Nation Prime

Did Kenya make the right move in importing drug?

By NASIBO KABALE
More by this Author
Thursday May 14 2020

On Wednesday, the Ministry of Health received a large consignment of essential medicines from the Indian High Commission.

They included antiretrovirals and other essential drugs as well as hydroxychloroquine, an antimalarial.

This may be viewed as just another consignment for the ministry. However, the hydroxychloroquine makes it noteworthy.

India has been dubbed "the pharmacy of the world” because of its ability to supply the world with drugs. The country has drawn praise for its decision to export pharmaceuticals to some African and Latin American countries on humanitarian grounds.

In the wake of the coronavirus pandemic, however, India announced that it would stop exporting key drugs.

DONALD TRUMP

One of the drugs the South Asian country had said it would not export was hydroxychloroquine.
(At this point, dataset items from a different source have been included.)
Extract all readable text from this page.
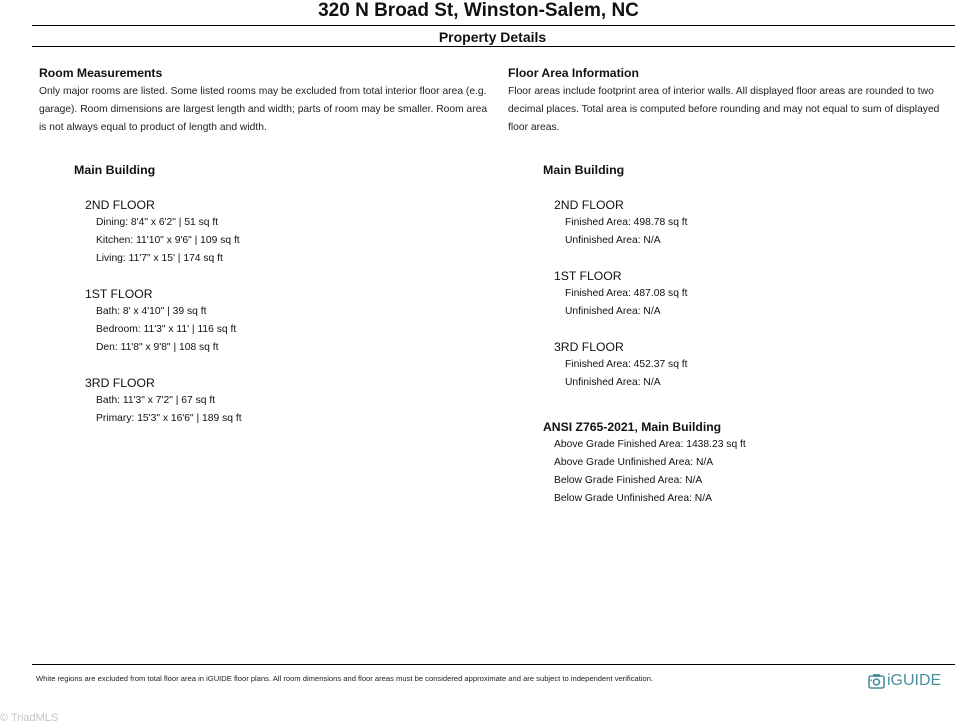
320 N Broad St, Winston-Salem, NC
Property Details
Room Measurements
Only major rooms are listed. Some listed rooms may be excluded from total interior floor area (e.g. garage). Room dimensions are largest length and width; parts of room may be smaller. Room area is not always equal to product of length and width.
Main Building
2ND FLOOR
Dining: 8'4" x 6'2" | 51 sq ft
Kitchen: 11'10" x 9'6" | 109 sq ft
Living: 11'7" x 15' | 174 sq ft
1ST FLOOR
Bath: 8' x 4'10" | 39 sq ft
Bedroom: 11'3" x 11' | 116 sq ft
Den: 11'8" x 9'8" | 108 sq ft
3RD FLOOR
Bath: 11'3" x 7'2" | 67 sq ft
Primary: 15'3" x 16'6" | 189 sq ft
Floor Area Information
Floor areas include footprint area of interior walls. All displayed floor areas are rounded to two decimal places. Total area is computed before rounding and may not equal to sum of displayed floor areas.
Main Building
2ND FLOOR
Finished Area: 498.78 sq ft
Unfinished Area: N/A
1ST FLOOR
Finished Area: 487.08 sq ft
Unfinished Area: N/A
3RD FLOOR
Finished Area: 452.37 sq ft
Unfinished Area: N/A
ANSI Z765-2021, Main Building
Above Grade Finished Area: 1438.23 sq ft
Above Grade Unfinished Area: N/A
Below Grade Finished Area: N/A
Below Grade Unfinished Area: N/A
White regions are excluded from total floor area in iGUIDE floor plans. All room dimensions and floor areas must be considered approximate and are subject to independent verification.	iGUIDE
© TriadMLS
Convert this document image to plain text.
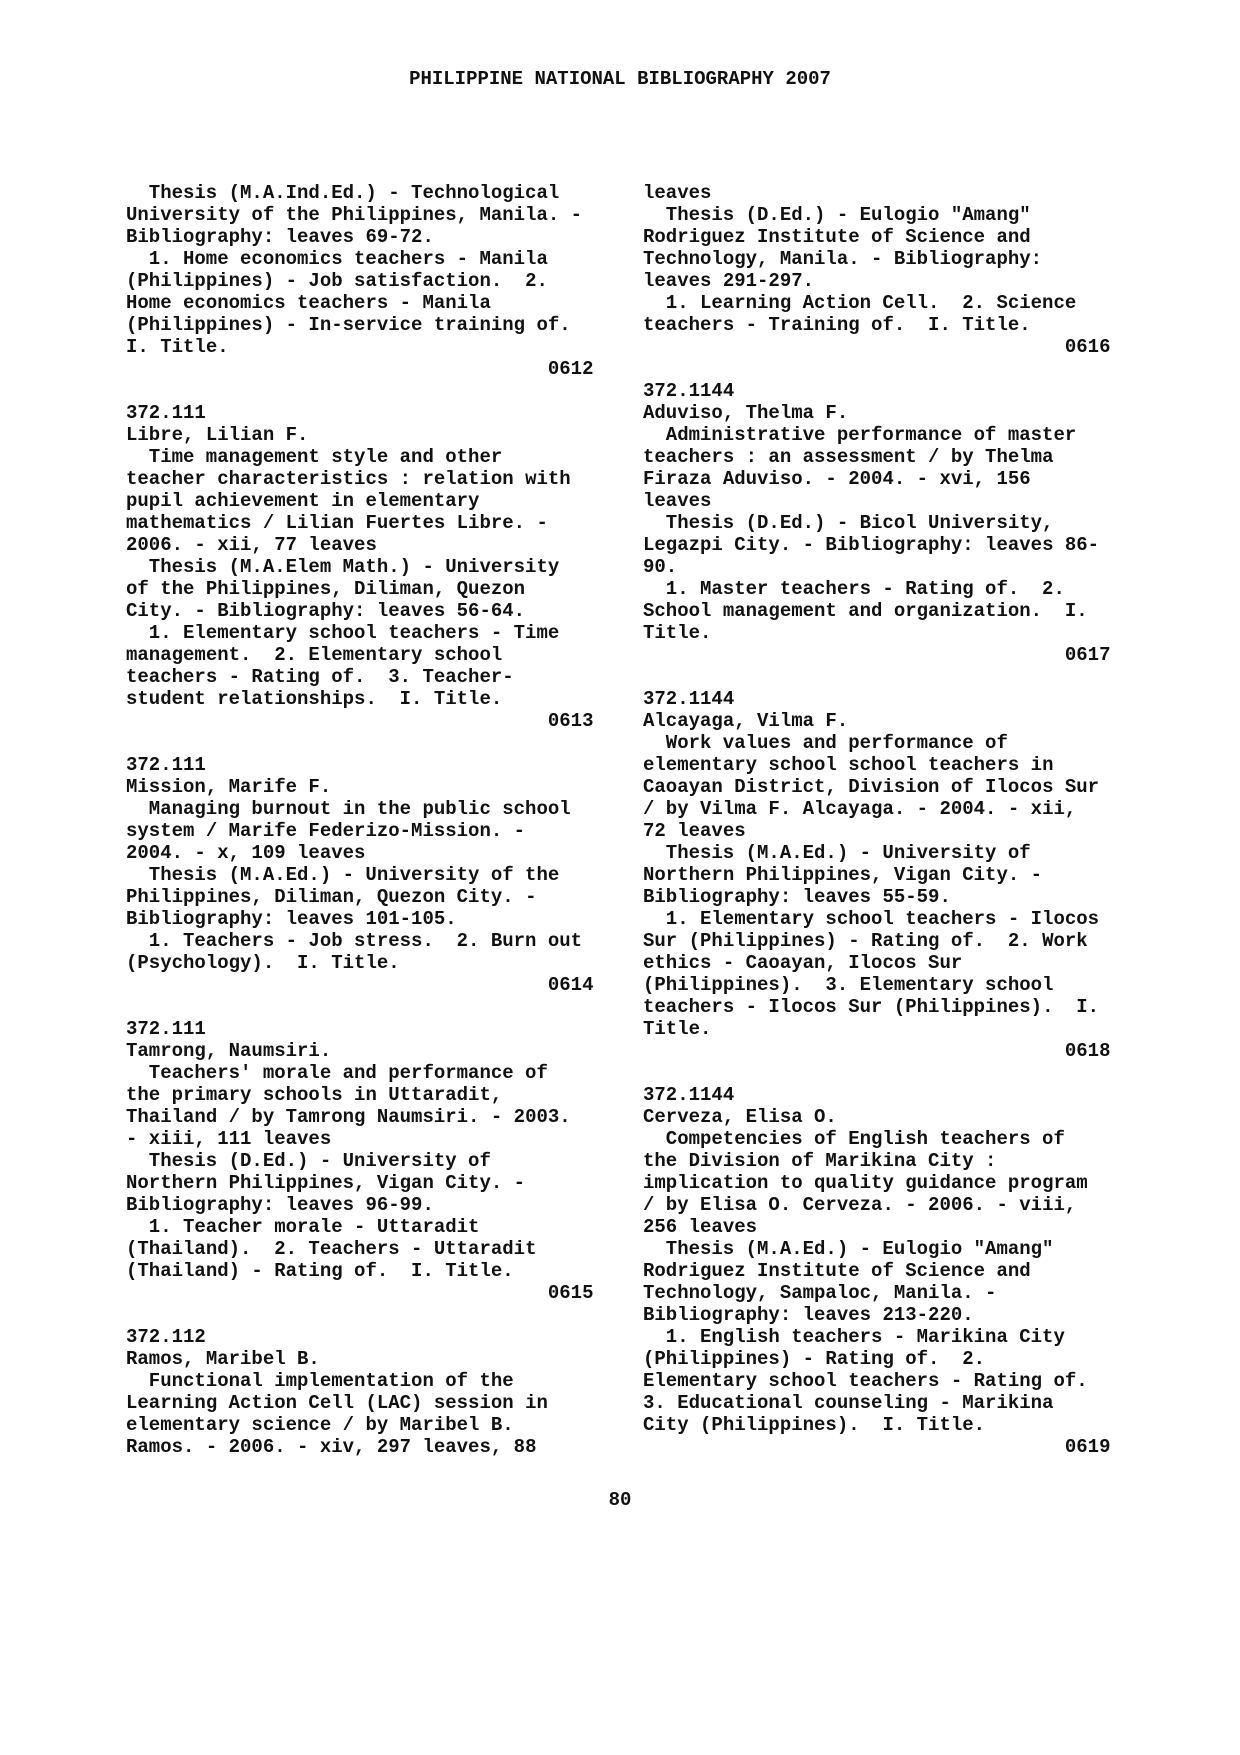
PHILIPPINE NATIONAL BIBLIOGRAPHY 2007
Thesis (M.A.Ind.Ed.) - Technological
University of the Philippines, Manila. -
Bibliography: leaves 69-72.
1. Home economics teachers - Manila
(Philippines) - Job satisfaction.  2.
Home economics teachers - Manila
(Philippines) - In-service training of.
I. Title.
0612
372.111
Libre, Lilian F.
Time management style and other
teacher characteristics : relation with
pupil achievement in elementary
mathematics / Lilian Fuertes Libre. -
2006. - xii, 77 leaves
Thesis (M.A.Elem Math.) - University
of the Philippines, Diliman, Quezon
City. - Bibliography: leaves 56-64.
1. Elementary school teachers - Time
management.  2. Elementary school
teachers - Rating of.  3. Teacher-
student relationships.  I. Title.
0613
372.111
Mission, Marife F.
Managing burnout in the public school
system / Marife Federizo-Mission. -
2004. - x, 109 leaves
Thesis (M.A.Ed.) - University of the
Philippines, Diliman, Quezon City. -
Bibliography: leaves 101-105.
1. Teachers - Job stress.  2. Burn out
(Psychology).  I. Title.
0614
372.111
Tamrong, Naumsiri.
Teachers' morale and performance of
the primary schools in Uttaradit,
Thailand / by Tamrong Naumsiri. - 2003.
- xiii, 111 leaves
Thesis (D.Ed.) - University of
Northern Philippines, Vigan City. -
Bibliography: leaves 96-99.
1. Teacher morale - Uttaradit
(Thailand).  2. Teachers - Uttaradit
(Thailand) - Rating of.  I. Title.
0615
372.112
Ramos, Maribel B.
Functional implementation of the
Learning Action Cell (LAC) session in
elementary science / by Maribel B.
Ramos. - 2006. - xiv, 297 leaves, 88
leaves
Thesis (D.Ed.) - Eulogio "Amang"
Rodriguez Institute of Science and
Technology, Manila. - Bibliography:
leaves 291-297.
1. Learning Action Cell.  2. Science
teachers - Training of.  I. Title.
0616
372.1144
Aduviso, Thelma F.
Administrative performance of master
teachers : an assessment / by Thelma
Firaza Aduviso. - 2004. - xvi, 156
leaves
Thesis (D.Ed.) - Bicol University,
Legazpi City. - Bibliography: leaves 86-
90.
1. Master teachers - Rating of.  2.
School management and organization.  I.
Title.
0617
372.1144
Alcayaga, Vilma F.
Work values and performance of
elementary school school teachers in
Caoayan District, Division of Ilocos Sur
/ by Vilma F. Alcayaga. - 2004. - xii,
72 leaves
Thesis (M.A.Ed.) - University of
Northern Philippines, Vigan City. -
Bibliography: leaves 55-59.
1. Elementary school teachers - Ilocos
Sur (Philippines) - Rating of.  2. Work
ethics - Caoayan, Ilocos Sur
(Philippines).  3. Elementary school
teachers - Ilocos Sur (Philippines).  I.
Title.
0618
372.1144
Cerveza, Elisa O.
Competencies of English teachers of
the Division of Marikina City :
implication to quality guidance program
/ by Elisa O. Cerveza. - 2006. - viii,
256 leaves
Thesis (M.A.Ed.) - Eulogio "Amang"
Rodriguez Institute of Science and
Technology, Sampaloc, Manila. -
Bibliography: leaves 213-220.
1. English teachers - Marikina City
(Philippines) - Rating of.  2.
Elementary school teachers - Rating of.
3. Educational counseling - Marikina
City (Philippines).  I. Title.
0619
80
United States President Donald Trump had touted it as a Covid-19 treatment and the world needed it. He said on Twitter that hydroxychloroquine and the antibiotic azithromycin “taken together” could be “one of the biggest game-changers in the history of medicine”. He urged that they “be put in use IMMEDIATELY”.

The American president was basing his optimism mostly on a small study from France that, combined with laboratory findings, has prompted ongoing trials in France and the US.

The French study reported that 70 percent of hydroxychloroquine-treated patients were negative for the virus at day six, as were all six patients who were treated with hydroxychloroquine and azithromycin.

HEART PROBLEMS

A new study, however – the largest of its kind – shows that hydroxychloroquine does not work against Covid-19 and could cause heart problems.

The study, whose findings are in The Journal of the American Medical Association, shows that the drug does not fight the virus.

Despite this, Kenya put in a special request to India and was allowed to import hydroxychloroquine from the country.

Health Chief Administrative Secretary Rashid Aman said Kenya imported the drug to be used in clinical trials that will be conducted in the country. He said that should they the trials be considered a success, the drug would come in handy.

CLINICAL TRIAL

Kenya is part of an international clinical trial by the World Health Organization and partners to help find an effective treatment for Covid-19.

Kenyan researchers have got approval to conduct the trials to determine if hydroxychloroquine, the antiretroviral remdesivir and the antiretroviral combination Lopinavir/ritonavir can effectively treat Covid-19 patients in Kenya.

The government has so far said there is no treatment for Covid-19 is being administered to patients and patients are being helped to cope with any symptoms they exhibit, such as fever and sore throat.

Therefore, the success of the trials will determine whether the government has made the right call or it has wasted resources by importing hydroxychloroquine.